Die Trennung der einzelnen Verkehrsströme soll nicht nur die Konflikte der einzelnen Verkehrsteilnehmer untereinander vermeiden, sondern auch zu mehr Sicherheit führen, sodass auch noch unsicheren Menschen der Umstieg auf das Rad erleichtert wird.
2. Beruhigung des Verkehrs
Um einen fließenden Verkehr auch nach dem Wegfall einer Fahrspur erhalten zu können, soll es keine Möglichkeit geben, rechts abzubiegen. Diese Maßnahme soll nicht nur den Rückstau abbiegender Fahrzeuge in den fließenden Verkehr verhindern, sondern auch die Sicherheit für Radfahrende erhöhen, die häufig von rechtsabbiegenden Kraftfahrzeugen übersehen werden.
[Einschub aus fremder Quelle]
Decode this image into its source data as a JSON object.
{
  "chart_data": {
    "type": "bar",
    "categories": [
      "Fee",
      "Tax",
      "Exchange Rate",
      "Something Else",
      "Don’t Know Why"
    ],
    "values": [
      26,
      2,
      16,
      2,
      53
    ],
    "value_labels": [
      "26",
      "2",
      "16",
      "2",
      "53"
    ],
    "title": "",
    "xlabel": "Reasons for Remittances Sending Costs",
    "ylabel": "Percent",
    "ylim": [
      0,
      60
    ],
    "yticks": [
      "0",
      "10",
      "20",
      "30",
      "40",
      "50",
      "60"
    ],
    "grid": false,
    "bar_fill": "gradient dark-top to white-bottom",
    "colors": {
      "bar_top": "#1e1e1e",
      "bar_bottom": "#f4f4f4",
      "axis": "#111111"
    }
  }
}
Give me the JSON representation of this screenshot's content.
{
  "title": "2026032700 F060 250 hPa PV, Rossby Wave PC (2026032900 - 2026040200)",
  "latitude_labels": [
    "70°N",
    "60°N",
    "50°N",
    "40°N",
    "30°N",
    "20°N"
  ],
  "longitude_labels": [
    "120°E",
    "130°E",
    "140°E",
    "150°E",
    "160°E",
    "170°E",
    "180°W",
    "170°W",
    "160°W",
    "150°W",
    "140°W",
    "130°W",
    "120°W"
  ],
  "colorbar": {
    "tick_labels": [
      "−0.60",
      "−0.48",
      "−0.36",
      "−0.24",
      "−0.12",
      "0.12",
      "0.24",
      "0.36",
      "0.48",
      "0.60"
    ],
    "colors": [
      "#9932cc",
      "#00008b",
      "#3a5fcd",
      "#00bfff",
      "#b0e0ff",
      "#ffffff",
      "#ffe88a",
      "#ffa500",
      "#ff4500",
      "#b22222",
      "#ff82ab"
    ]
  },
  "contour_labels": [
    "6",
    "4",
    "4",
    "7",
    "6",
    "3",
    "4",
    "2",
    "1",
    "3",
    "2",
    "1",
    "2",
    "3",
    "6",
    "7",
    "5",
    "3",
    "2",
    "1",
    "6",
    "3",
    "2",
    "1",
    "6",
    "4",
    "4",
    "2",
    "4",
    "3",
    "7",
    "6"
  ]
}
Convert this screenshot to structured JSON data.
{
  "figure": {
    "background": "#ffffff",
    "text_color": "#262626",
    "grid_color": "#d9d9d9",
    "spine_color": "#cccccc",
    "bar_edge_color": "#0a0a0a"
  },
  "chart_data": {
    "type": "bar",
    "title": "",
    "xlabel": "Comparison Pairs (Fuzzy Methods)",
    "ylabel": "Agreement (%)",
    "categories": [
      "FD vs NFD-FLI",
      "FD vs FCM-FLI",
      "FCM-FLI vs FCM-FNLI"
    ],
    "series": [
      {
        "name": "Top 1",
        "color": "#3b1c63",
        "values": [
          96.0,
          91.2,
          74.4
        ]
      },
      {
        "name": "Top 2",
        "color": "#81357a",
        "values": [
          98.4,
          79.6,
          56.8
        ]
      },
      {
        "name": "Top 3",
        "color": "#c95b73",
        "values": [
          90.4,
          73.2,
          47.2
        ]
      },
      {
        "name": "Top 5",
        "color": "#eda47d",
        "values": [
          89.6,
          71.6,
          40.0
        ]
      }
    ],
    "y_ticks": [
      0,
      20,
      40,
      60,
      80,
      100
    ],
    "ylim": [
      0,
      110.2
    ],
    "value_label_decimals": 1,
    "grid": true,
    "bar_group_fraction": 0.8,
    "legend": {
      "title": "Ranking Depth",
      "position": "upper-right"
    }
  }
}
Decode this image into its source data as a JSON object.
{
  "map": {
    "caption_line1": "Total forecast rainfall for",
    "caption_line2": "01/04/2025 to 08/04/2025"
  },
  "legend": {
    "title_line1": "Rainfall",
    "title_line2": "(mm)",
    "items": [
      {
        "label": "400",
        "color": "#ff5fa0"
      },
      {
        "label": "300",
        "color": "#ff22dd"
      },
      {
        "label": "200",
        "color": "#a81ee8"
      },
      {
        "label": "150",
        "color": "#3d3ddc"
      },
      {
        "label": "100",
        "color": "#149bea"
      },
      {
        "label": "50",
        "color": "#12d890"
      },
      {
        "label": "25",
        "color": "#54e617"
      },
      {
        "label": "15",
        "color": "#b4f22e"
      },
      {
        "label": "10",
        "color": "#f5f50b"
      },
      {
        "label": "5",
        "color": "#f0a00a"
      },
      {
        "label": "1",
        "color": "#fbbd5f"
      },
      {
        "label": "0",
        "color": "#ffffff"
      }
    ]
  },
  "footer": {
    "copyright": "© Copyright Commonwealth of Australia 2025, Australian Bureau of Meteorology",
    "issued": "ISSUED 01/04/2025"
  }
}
Der Durchfluss von Fahrzeugen durch die Bergheimer Straße und die Alte Eppelheimer Straße soll verringert und die Quartiere entsprechend beruhigt werden.
Eine Reduzierung der Geschwindigkeit auf 30 km/h wird neben dem Einrichten einer grünen Welle den gleichmäßigen Verkehrsfluss stärken.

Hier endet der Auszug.